The Holy Angels move, she said, made it clear in life “that there are times when you have to let go. It was a step in giving up the buildings, so that we could dedicate ourselves to the ministry. We invested a lot of time and energy in buildings rather than people.

She also oversaw the sale by the congregation of Our Lady of Holy Cross College to its board of trustees.

“The Marianites knew it was time for the college to expand in ways we thought were impossible,” she said. “We’ve put together a sale to the board, we’re staying in the sponsorship. There are five members of the Holy Cross Marianites Board of Directors. Over the past 10 years, there have been so many positive changes at the university.
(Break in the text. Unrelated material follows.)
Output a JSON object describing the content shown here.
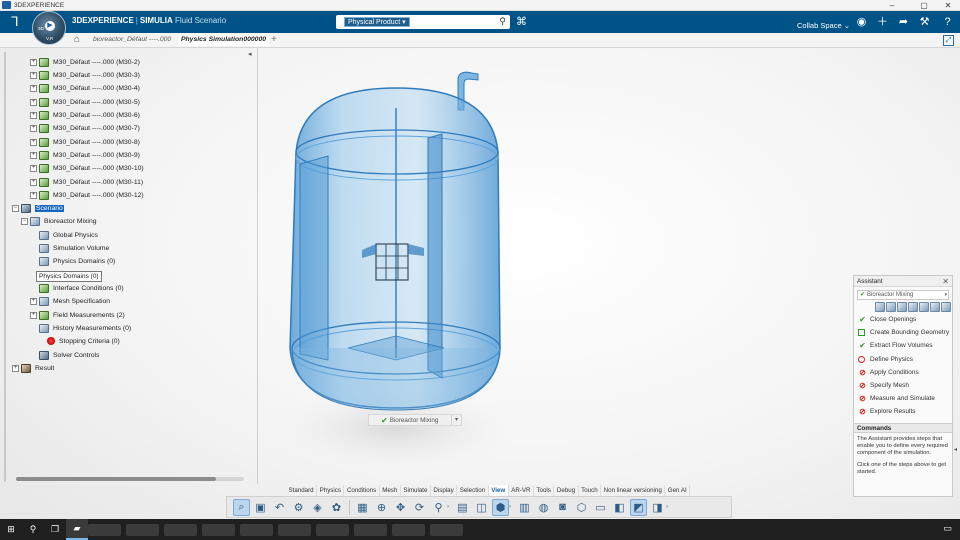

Kyle France, current chairman of the Superdome Commission and business consultant, was a member of the board of directors of Holy Cross University and worked closely with Sister Ann when the Marianites sold the college to the council to create the University of Holy Cross.

“Spes Unica means a hope, a cross, and there is no one who embodies ‘a cross’ better than Ann Lacour,” he said. “She gave her whole life to work for Christ and the Marianites. They couldn’t have picked a better person to receive it. … Being able to develop a plan to ensure that the Marianite legacy would endure was incredibly meaningful. Ann Lacour was front and center to see this happen.

Because there are only 89 Marianites left in the world – their median age is 85 – Sister Ann says the congregation is heavily involved in the pastoral care of sisters in nursing homes and assisted living facilities, but continues to support education, especially the college they founded.

“As head of the Marianite congregation and as administrator of the university, she has – through leadership, through service, through determined humility – led the university through transitions (such as the pandemic and Hurricane Ida) so that we are faithful to our Marianite mission and that of the Holy Cross and to adapt to the changing times in which we live,” said Stanton F. McNeely III, Ed.D., president of the UHC. “She is true to the Marianite statement in many ways, especially now, being a prophetic presence in our ever-changing world.”

“For me, Sainte-Croix is ​​a family issue,” she said. “I think that’s what college is all about. A family that says we want to educate those who live in a smaller, more family atmosphere that meets today’s needs. This is our founder’s goal: to meet today’s needs as a family.